The low interest rate environment has driven more people in search of higher yields to invest in the stock market. Getting income from eligible dividends is more favourably taxed than earning interests in your non-registered account or the income you earn from your job.
Here are two stocks that pay eligible dividends you can consider today.
Altagas Ltd. (TSX:ALA) is a diversified energy infrastructure business. For its midstream business it processes and transports about two billion cubic feet of natural gas products every day.
It also generates power with clean-energy sources, including gas-fired, wind, biomass, and hydro assets.
Lastly, it delivers natural gas to 560,000 commercial and residential clients in Alberta, British Columbia, Nova Scotia, Michigan, and Alaska.
Altagas earns 42% of its earnings before interest, taxes, depreciation, and amortization (EBITDA) from its contracted-power business segment, 37% from its utilities, and 21% from its midstream business.
Geographically, it earns about 50% of its EBITDA from Canada and 50% from the United States. So, a strong U.S. dollar against the Canadian dollar increases Altagas’s profitability.
Altagas posted positive second-quarter results with double-digit growth in earnings and cash flows compared with the same period in 2015. The company even hiked its dividend per share by a little over 6%.
Altagas has hiked its dividend for five consecutive years. At $32.70 per share, Altagas yields 6.4% with a payout ratio of about 64% based on its forward cash flow.
With a sustainable payout ratio and plans to invest $2.5-3 billion across its three business segments through 2020, Altagas should be able to continue paying healthy and likely growing dividends going forward.
Alaris Royalty Corp.’s (TSX:AD) shares have fallen about 19% in two trading days. The main problem is that one of its revenue streams hasn’t paid distributions since November 2014, and the issue still hasn’t been resolved.
The latest negotiations could lead to about $28 million in an upfront cash payment, which Alaris favours. Due to this issue, Alaris has already recognized an impairment of $7 million through earnings in the second quarter.

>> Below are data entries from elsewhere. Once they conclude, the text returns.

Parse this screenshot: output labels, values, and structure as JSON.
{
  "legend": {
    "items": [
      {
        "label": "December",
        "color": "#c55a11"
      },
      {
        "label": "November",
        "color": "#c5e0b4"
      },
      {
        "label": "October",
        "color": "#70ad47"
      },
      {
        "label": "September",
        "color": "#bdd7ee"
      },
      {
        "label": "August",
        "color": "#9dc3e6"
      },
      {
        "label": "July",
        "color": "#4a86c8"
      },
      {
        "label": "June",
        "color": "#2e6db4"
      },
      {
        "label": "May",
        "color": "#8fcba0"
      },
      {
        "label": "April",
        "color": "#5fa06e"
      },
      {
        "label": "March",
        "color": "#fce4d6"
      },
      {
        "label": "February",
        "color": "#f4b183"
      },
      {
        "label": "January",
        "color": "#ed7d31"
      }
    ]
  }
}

On the other hand, Alaris still earns cash distributions from 15 partners, and these distributions cover Alaris’s dividend with an annual payout ratio of about 77%.
At the end of June Alaris’s current assets were 4.5 times that of its current liabilities. So, the company’s balance sheet remains rock solid.

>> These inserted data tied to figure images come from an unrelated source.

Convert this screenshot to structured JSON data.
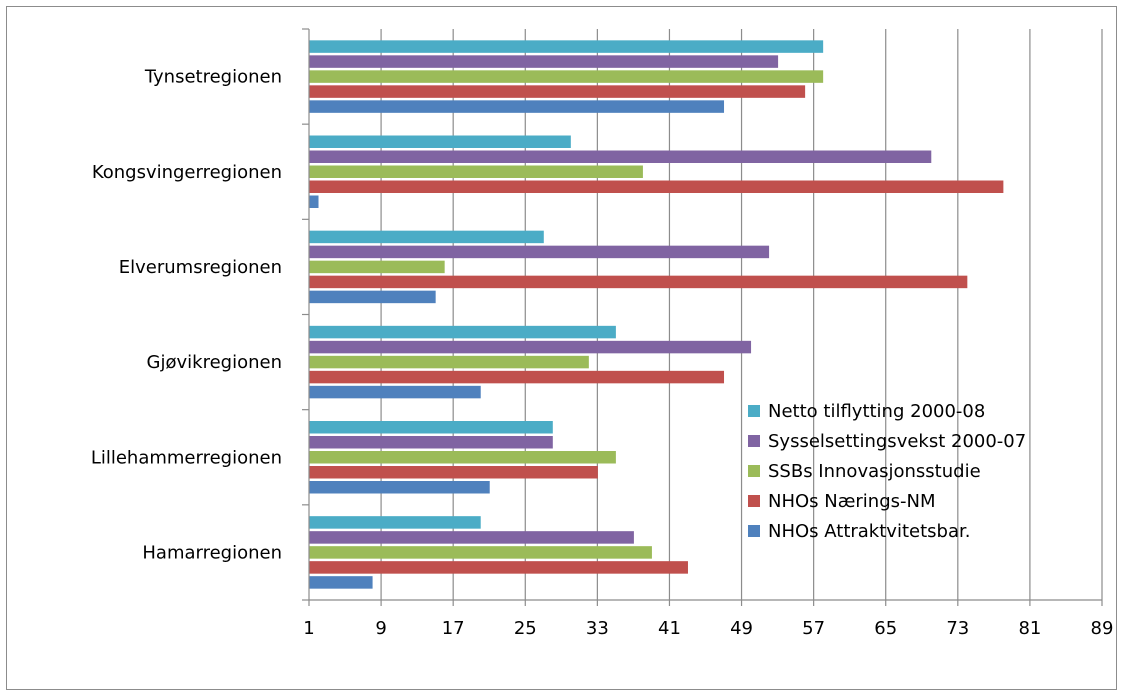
{
  "chart_data": {
    "type": "bar",
    "orientation": "horizontal",
    "categories": [
      "Hamarregionen",
      "Lillehammerregionen",
      "Gjøvikregionen",
      "Elverumsregionen",
      "Kongsvingerregionen",
      "Tynsetregionen"
    ],
    "series": [
      {
        "name": "NHOs Attraktvitetsbar.",
        "color": "#4f81bd",
        "values": [
          8,
          21,
          20,
          15,
          2,
          47
        ]
      },
      {
        "name": "NHOs Nærings-NM",
        "color": "#c0504d",
        "values": [
          43,
          33,
          47,
          74,
          78,
          56
        ]
      },
      {
        "name": "SSBs Innovasjonsstudie",
        "color": "#9bbb59",
        "values": [
          39,
          35,
          32,
          16,
          38,
          58
        ]
      },
      {
        "name": "Sysselsettingsvekst 2000-07",
        "color": "#8064a2",
        "values": [
          37,
          28,
          50,
          52,
          70,
          53
        ]
      },
      {
        "name": "Netto tilflytting 2000-08",
        "color": "#4bacc6",
        "values": [
          20,
          28,
          35,
          27,
          30,
          58
        ]
      }
    ],
    "x_ticks": [
      "1",
      "9",
      "17",
      "25",
      "33",
      "41",
      "49",
      "57",
      "65",
      "73",
      "81",
      "89"
    ],
    "xlim": [
      1,
      89
    ],
    "grid": "vertical",
    "legend_position": "lower-right",
    "title": "",
    "xlabel": "",
    "ylabel": ""
  }
}
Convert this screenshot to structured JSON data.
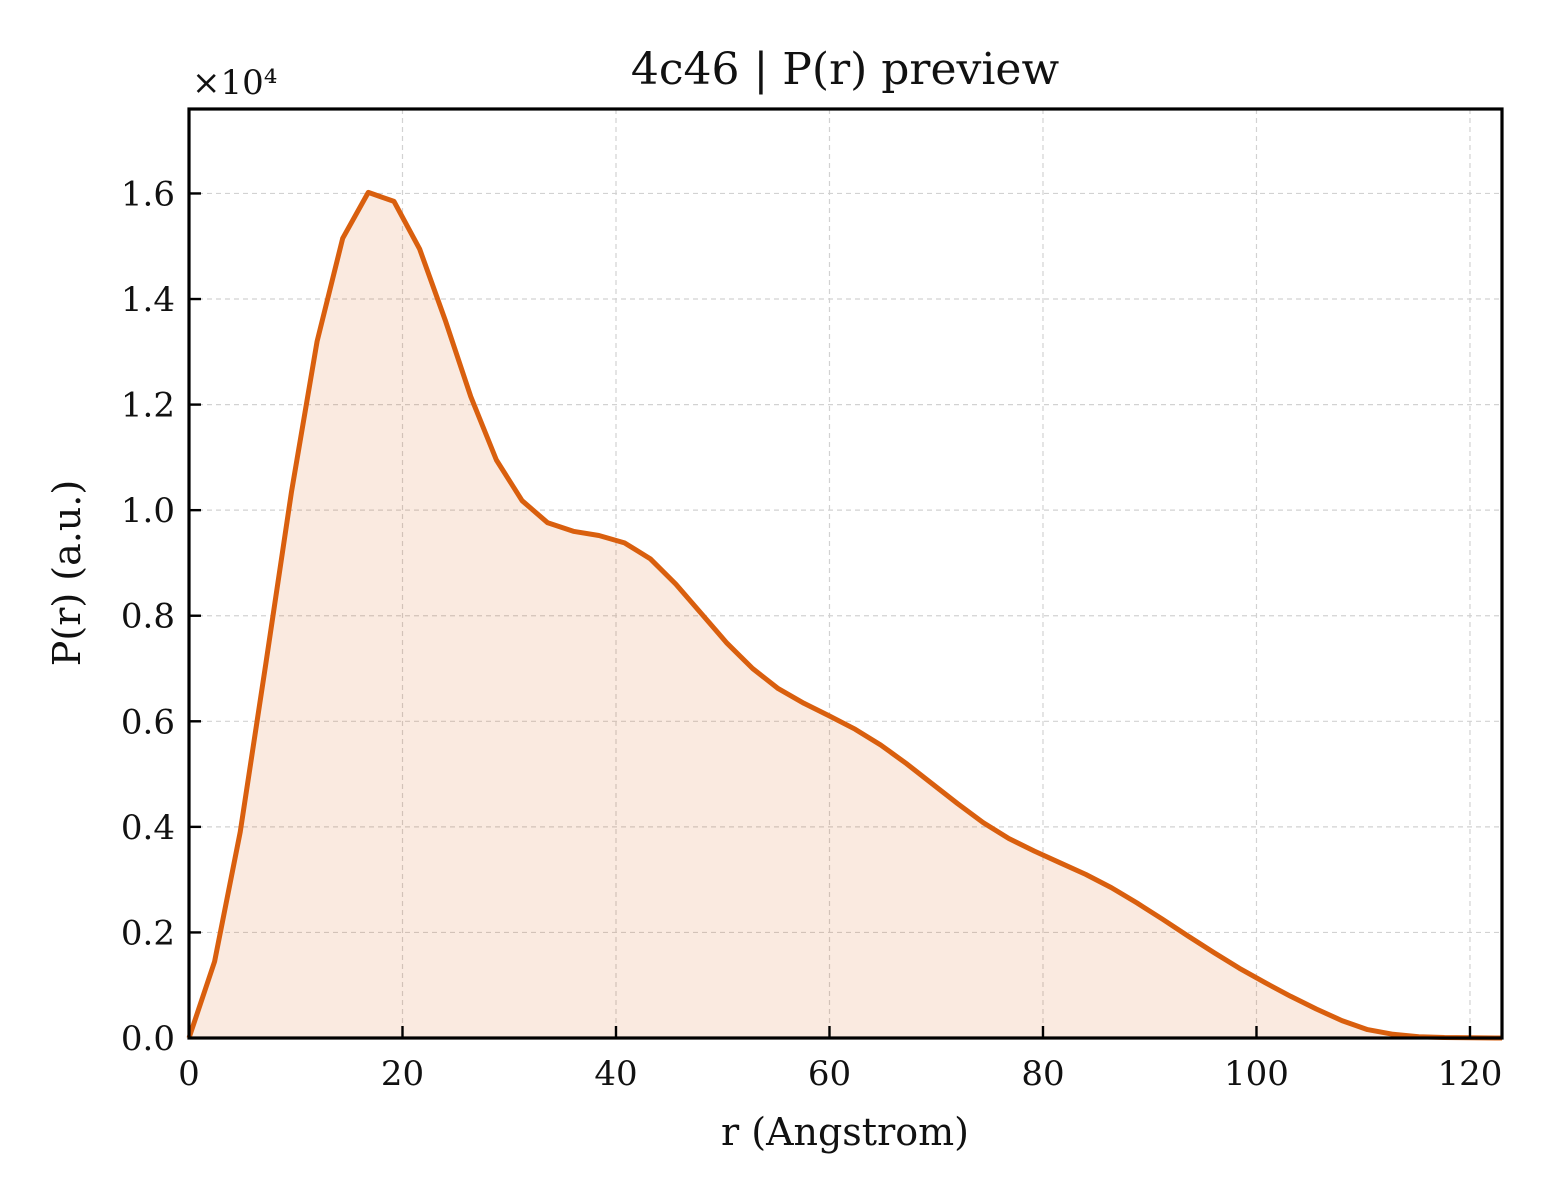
{
  "chart_data": {
    "type": "area",
    "title": "4c46 | P(r) preview",
    "xlabel": "r (Angstrom)",
    "ylabel": "P(r) (a.u.)",
    "y_offset_label": "×10⁴",
    "xlim": [
      0,
      123
    ],
    "ylim": [
      0,
      17600
    ],
    "xticks": [
      0,
      20,
      40,
      60,
      80,
      100,
      120
    ],
    "xtick_labels": [
      "0",
      "20",
      "40",
      "60",
      "80",
      "100",
      "120"
    ],
    "yticks": [
      0,
      2000,
      4000,
      6000,
      8000,
      10000,
      12000,
      14000,
      16000
    ],
    "ytick_labels": [
      "0.0",
      "0.2",
      "0.4",
      "0.6",
      "0.8",
      "1.0",
      "1.2",
      "1.4",
      "1.6"
    ],
    "grid": true,
    "colors": {
      "line": "#d95f0e",
      "fill": "#d95f0e",
      "fill_opacity": 0.13
    },
    "series": [
      {
        "x": [
          0,
          2.4,
          4.8,
          7.2,
          9.6,
          12.0,
          14.4,
          16.8,
          19.2,
          21.6,
          24.0,
          26.4,
          28.8,
          31.2,
          33.6,
          36.0,
          38.4,
          40.8,
          43.2,
          45.6,
          48.0,
          50.4,
          52.8,
          55.2,
          57.6,
          60.0,
          62.4,
          64.8,
          67.2,
          69.6,
          72.0,
          74.4,
          76.8,
          79.2,
          81.6,
          84.0,
          86.4,
          88.8,
          91.2,
          93.6,
          96.0,
          98.4,
          100.8,
          103.2,
          105.6,
          108.0,
          110.4,
          112.8,
          115.2,
          117.6,
          120.0,
          122.4,
          123.0
        ],
        "y": [
          0,
          1450,
          3900,
          7100,
          10350,
          13200,
          15150,
          16020,
          15850,
          14950,
          13600,
          12150,
          10950,
          10180,
          9760,
          9600,
          9520,
          9380,
          9080,
          8600,
          8040,
          7480,
          7000,
          6620,
          6340,
          6100,
          5850,
          5550,
          5200,
          4820,
          4440,
          4080,
          3780,
          3540,
          3320,
          3100,
          2850,
          2560,
          2250,
          1930,
          1620,
          1320,
          1050,
          790,
          550,
          330,
          160,
          70,
          25,
          10,
          5,
          0,
          0
        ]
      }
    ]
  }
}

At about $24 per share, Alaris trades at a margin of safety of 12.1 times its cash flow. For comparison purposes, it has traded multiple times at 21 times its cash flow in the past few years. It now attractively yields 6.8%.
That said, Alaris’s shares are likely to remain weighed down until its revenue stream issue with that partner is resolved or new revenue streams are added to diversify and increase the current revenue stream.